Complicaties bij poliklinisch bevallen
Bij een bevalling kunnen zich verschillende complicaties voordoen. De oorzaak kan bijvoorbeeld een afwijking aan het bekken van de moeder zijn of een afwijkende ligging van het kind. Soms kan het kind van buitenaf in de juiste positie gebracht worden. De placenta of navelstreng kan de uitgang blokkeren. Ook kan er een knoop in de navelstreng zitten of raakt de navelstreng om de nek van de baby gewikkeld. Hiernaast kan het vruchtwater een andere kleur hebben dan normaal, wat kan wijzen op problemen bij de baby. Soms is bij deze complicaties een keizersnede nodig. In sommige gevallen moet het kindje met een vacuümpomp of tang gehaald worden.
Het kan ook gebeuren dat tijdens de bevalling het weefsel tussen de vagina en anus uitscheurt. Dit kan gehecht worden.

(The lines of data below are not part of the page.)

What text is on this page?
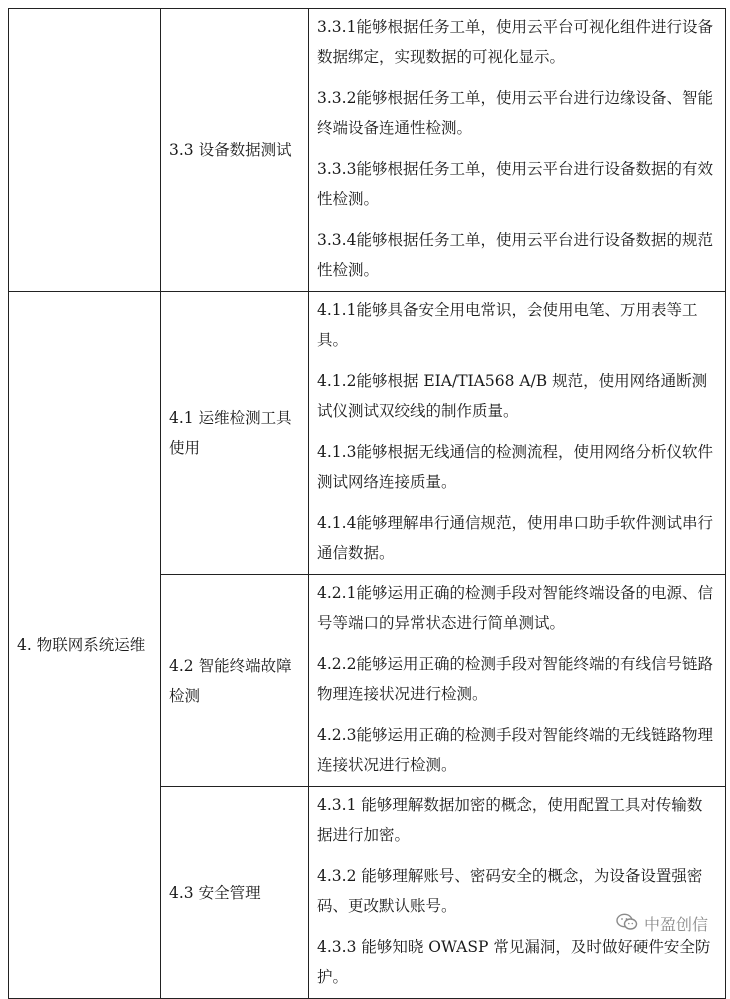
	3.3 设备数据测试	3.3.1能够根据任务工单，使用云平台可视化组件进行设备数据绑定，实现数据的可视化显示。

3.3.2能够根据任务工单，使用云平台进行边缘设备、智能终端设备连通性检测。

3.3.3能够根据任务工单，使用云平台进行设备数据的有效性检测。

3.3.4能够根据任务工单，使用云平台进行设备数据的规范性检测。

4. 物联网系统运维	4.1 运维检测工具使用	4.1.1能够具备安全用电常识，会使用电笔、万用表等工具。

4.1.2能够根据 EIA/TIA568 A/B 规范，使用网络通断测试仪测试双绞线的制作质量。

4.1.3能够根据无线通信的检测流程，使用网络分析仪软件测试网络连接质量。

4.1.4能够理解串行通信规范，使用串口助手软件测试串行通信数据。

	4.2 智能终端故障检测	4.2.1能够运用正确的检测手段对智能终端设备的电源、信号等端口的异常状态进行简单测试。

4.2.2能够运用正确的检测手段对智能终端的有线信号链路物理连接状况进行检测。

4.2.3能够运用正确的检测手段对智能终端的无线链路物理连接状况进行检测。

	4.3 安全管理	4.3.1 能够理解数据加密的概念，使用配置工具对传输数据进行加密。

4.3.2 能够理解账号、密码安全的概念，为设备设置强密码、更改默认账号。

4.3.3 能够知晓 OWASP 常见漏洞，及时做好硬件安全防护。

中盈创信
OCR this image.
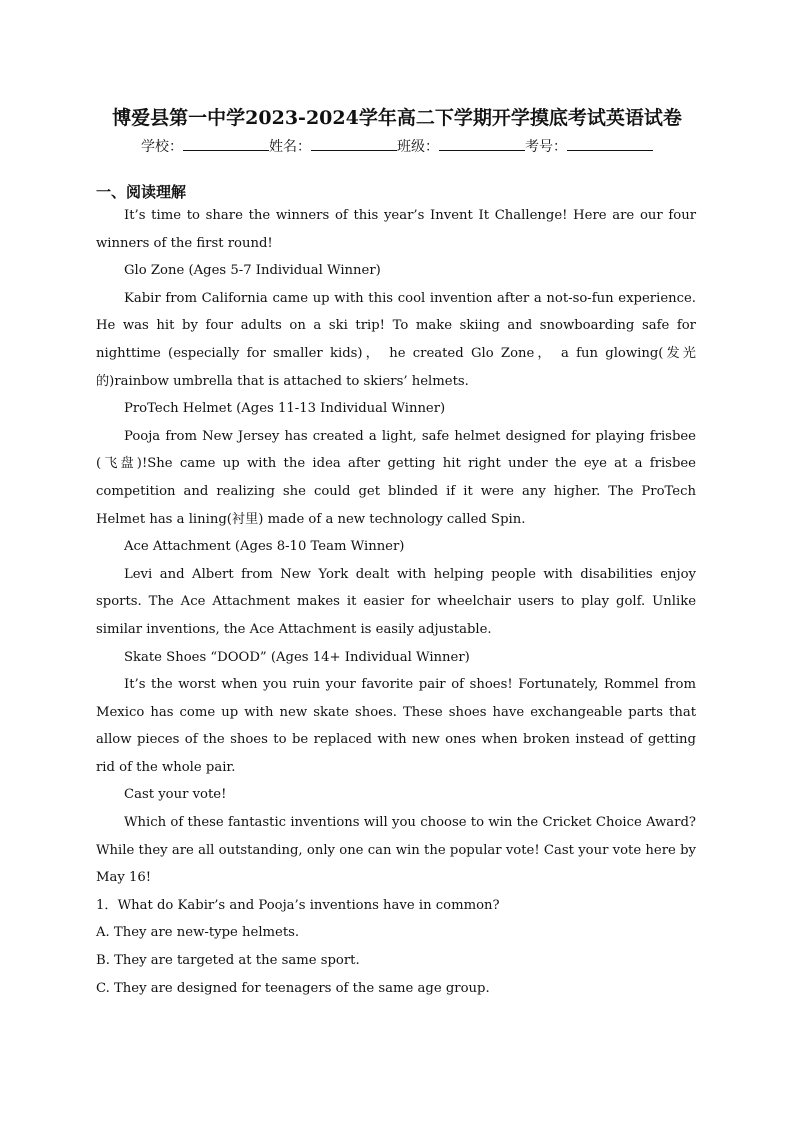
博爱县第一中学2023-2024学年高二下学期开学摸底考试英语试卷
学校：	姓名：	班级：	考号：
一、阅读理解

It’s time to share the winners of this year’s Invent It Challenge! Here are our four winners of the first round!

Glo Zone (Ages 5-7 Individual Winner)

Kabir from California came up with this cool invention after a not-so-fun experience. He was hit by four adults on a ski trip! To make skiing and snowboarding safe for nighttime (especially for smaller kids)， he created Glo Zone， a fun glowing(发光的)rainbow umbrella that is attached to skiers’ helmets.

ProTech Helmet (Ages 11-13 Individual Winner)

Pooja from New Jersey has created a light, safe helmet designed for playing frisbee (飞盘)!She came up with the idea after getting hit right under the eye at a frisbee competition and realizing she could get blinded if it were any higher. The ProTech Helmet has a lining(衬里) made of a new technology called Spin.

Ace Attachment (Ages 8-10 Team Winner)

Levi and Albert from New York dealt with helping people with disabilities enjoy sports. The Ace Attachment makes it easier for wheelchair users to play golf. Unlike similar inventions, the Ace Attachment is easily adjustable.

Skate Shoes “DOOD” (Ages 14+ Individual Winner)

It’s the worst when you ruin your favorite pair of shoes! Fortunately, Rommel from Mexico has come up with new skate shoes. These shoes have exchangeable parts that allow pieces of the shoes to be replaced with new ones when broken instead of getting rid of the whole pair.

Cast your vote!

Which of these fantastic inventions will you choose to win the Cricket Choice Award? While they are all outstanding, only one can win the popular vote! Cast your vote here by May 16!

1．What do Kabir’s and Pooja’s inventions have in common?

A. They are new-type helmets.

B. They are targeted at the same sport.

C. They are designed for teenagers of the same age group.
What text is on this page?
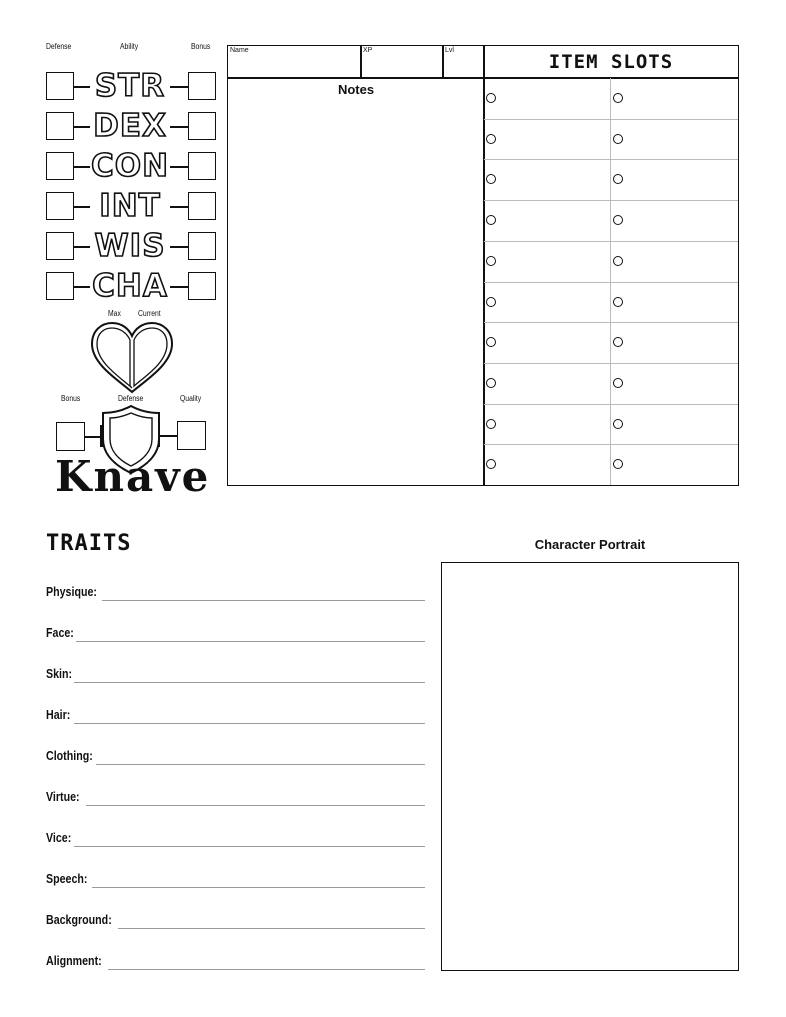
Defense	Ability	Bonus
STR
DEX
CON
INT
WIS
CHA
Max Current
Bonus	Defense	Quality
Knave
Name	XP	Lvl
Notes
ITEM SLOTS
TRAITS
Physique:
Face:
Skin:
Hair:
Clothing:
Virtue:
Vice:
Speech:
Background:
Alignment:
Character Portrait
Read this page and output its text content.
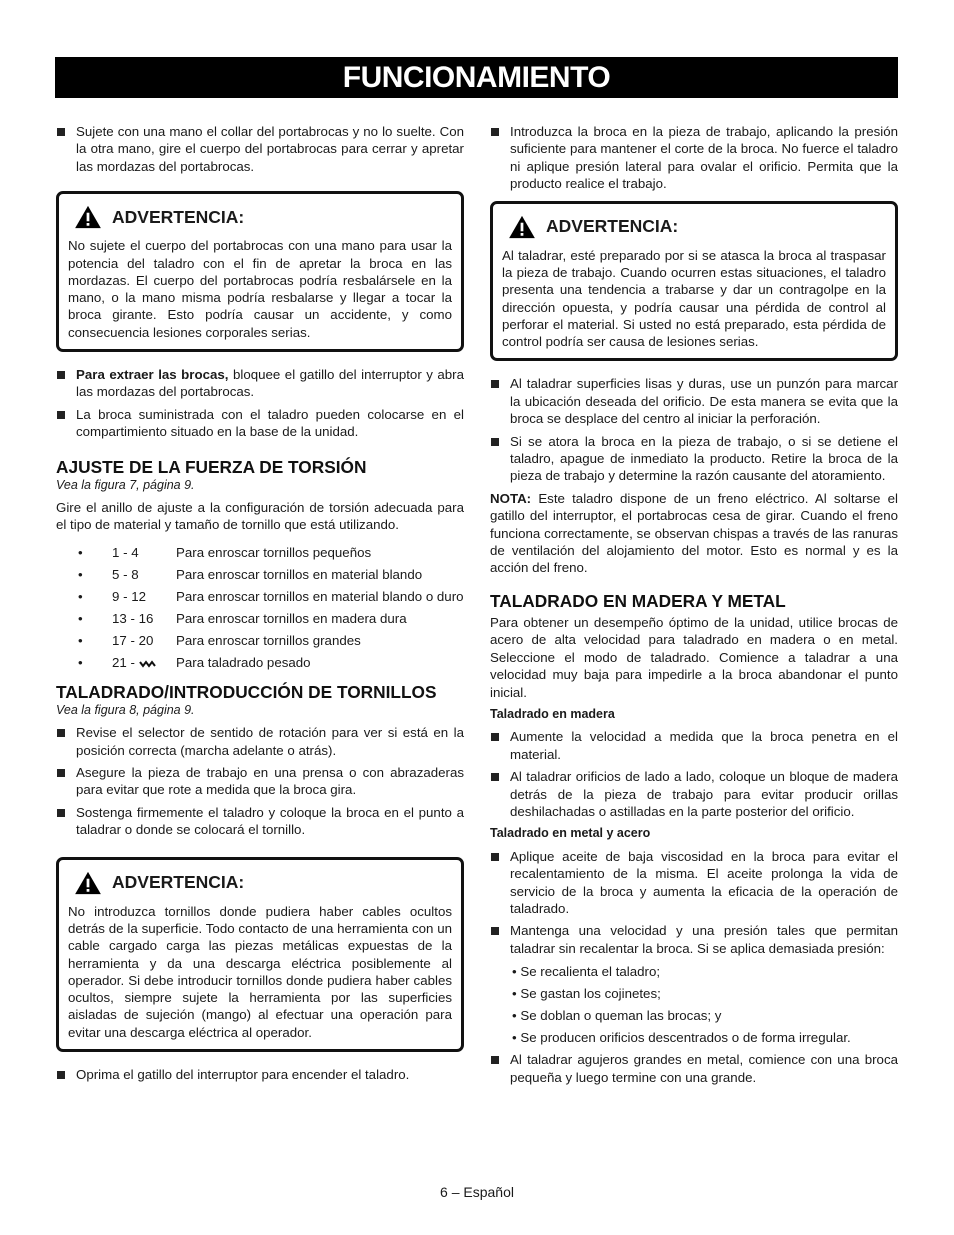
FUNCIONAMIENTO
Sujete con una mano el collar del portabrocas y no lo suelte. Con la otra mano, gire el cuerpo del portabrocas para cerrar y apretar las mordazas del portabrocas.
ADVERTENCIA:

No sujete el cuerpo del portabrocas con una mano para usar la potencia del taladro con el fin de apretar la broca en las mordazas. El cuerpo del portabrocas podría resbalársele en la mano, o la mano misma podría resbalarse y llegar a tocar la broca girante. Esto podría causar un accidente, y como consecuencia lesiones corporales serias.

Para extraer las brocas, bloquee el gatillo del interruptor y abra las mordazas del portabrocas.
La broca suministrada con el taladro pueden colocarse en el compartimiento situado en la base de la unidad.
AJUSTE DE LA FUERZA DE TORSIÓN
Vea la figura 7, página 9.

Gire el anillo de ajuste a la configuración de torsión adecuada para el tipo de material y tamaño de tornillo que está utilizando.

•	1 - 4	Para enroscar tornillos pequeños
•	5 - 8	Para enroscar tornillos en material blando
•	9 - 12	Para enroscar tornillos en material blando o duro
•	13 - 16	Para enroscar tornillos en madera dura
•	17 - 20	Para enroscar tornillos grandes
•	21 -	Para taladrado pesado
TALADRADO/INTRODUCCIÓN DE TORNILLOS
Vea la figura 8, página 9.
Revise el selector de sentido de rotación para ver si está en la posición correcta (marcha adelante o atrás).
Asegure la pieza de trabajo en una prensa o con abrazaderas para evitar que rote a medida que la broca gira.
Sostenga firmemente el taladro y coloque la broca en el punto a taladrar o donde se colocará el tornillo.
ADVERTENCIA:

No introduzca tornillos donde pudiera haber cables ocultos detrás de la superficie. Todo contacto de una herramienta con un cable cargado carga las piezas metálicas expuestas de la herramienta y da una descarga eléctrica posiblemente al operador. Si debe introducir tornillos donde pudiera haber cables ocultos, siempre sujete la herramienta por las superficies aisladas de sujeción (mango) al efectuar una operación para evitar una descarga eléctrica al operador.

Oprima el gatillo del interruptor para encender el taladro.
Introduzca la broca en la pieza de trabajo, aplicando la presión suficiente para mantener el corte de la broca. No fuerce el taladro ni aplique presión lateral para ovalar el orificio. Permita que la producto realice el trabajo.
ADVERTENCIA:

Al taladrar, esté preparado por si se atasca la broca al traspasar la pieza de trabajo. Cuando ocurren estas situaciones, el taladro presenta una tendencia a trabarse y dar un contragolpe en la dirección opuesta, y podría causar una pérdida de control al perforar el material. Si usted no está preparado, esta pérdida de control podría ser causa de lesiones serias.

Al taladrar superficies lisas y duras, use un punzón para marcar la ubicación deseada del orificio. De esta manera se evita que la broca se desplace del centro al iniciar la perforación.
Si se atora la broca en la pieza de trabajo, o si se detiene el taladro, apague de inmediato la producto. Retire la broca de la pieza de trabajo y determine la razón causante del atoramiento.

NOTA: Este taladro dispone de un freno eléctrico. Al soltarse el gatillo del interruptor, el portabrocas cesa de girar. Cuando el freno funciona correctamente, se observan chispas a través de las ranuras de ventilación del alojamiento del motor. Esto es normal y es la acción del freno.

TALADRADO EN MADERA Y METAL

Para obtener un desempeño óptimo de la unidad, utilice brocas de acero de alta velocidad para taladrado en madera o en metal. Seleccione el modo de taladrado. Comience a taladrar a una velocidad muy baja para impedirle a la broca abandonar el punto inicial.

Taladrado en madera
Aumente la velocidad a medida que la broca penetra en el material.
Al taladrar orificios de lado a lado, coloque un bloque de madera detrás de la pieza de trabajo para evitar producir orillas deshilachadas o astilladas en la parte posterior del orificio.
Taladrado en metal y acero
Aplique aceite de baja viscosidad en la broca para evitar el recalentamiento de la misma. El aceite prolonga la vida de servicio de la broca y aumenta la eficacia de la operación de taladrado.
Mantenga una velocidad y una presión tales que permitan taladrar sin recalentar la broca. Si se aplica demasiada presión:
• Se recalienta el taladro;
• Se gastan los cojinetes;
• Se doblan o queman las brocas; y
• Se producen orificios descentrados o de forma irregular.
Al taladrar agujeros grandes en metal, comience con una broca pequeña y luego termine con una grande.
6 – Español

Herstel na poliklinisch bevallen
De verloskundige kijkt het kindje na en controleert of de reflexen goed zijn. Daarna wordt je kindje verzorgd en aangekleed. Als alles goed verloopt, kun je je kindje na een uurtje de eerste voeding geven. Dit kan uit borstvoeding of flesvoeding bestaan. Meestal kun je binnen 24 uur of maximaal 48 uur nadat de baby geboren is, weer naar huis.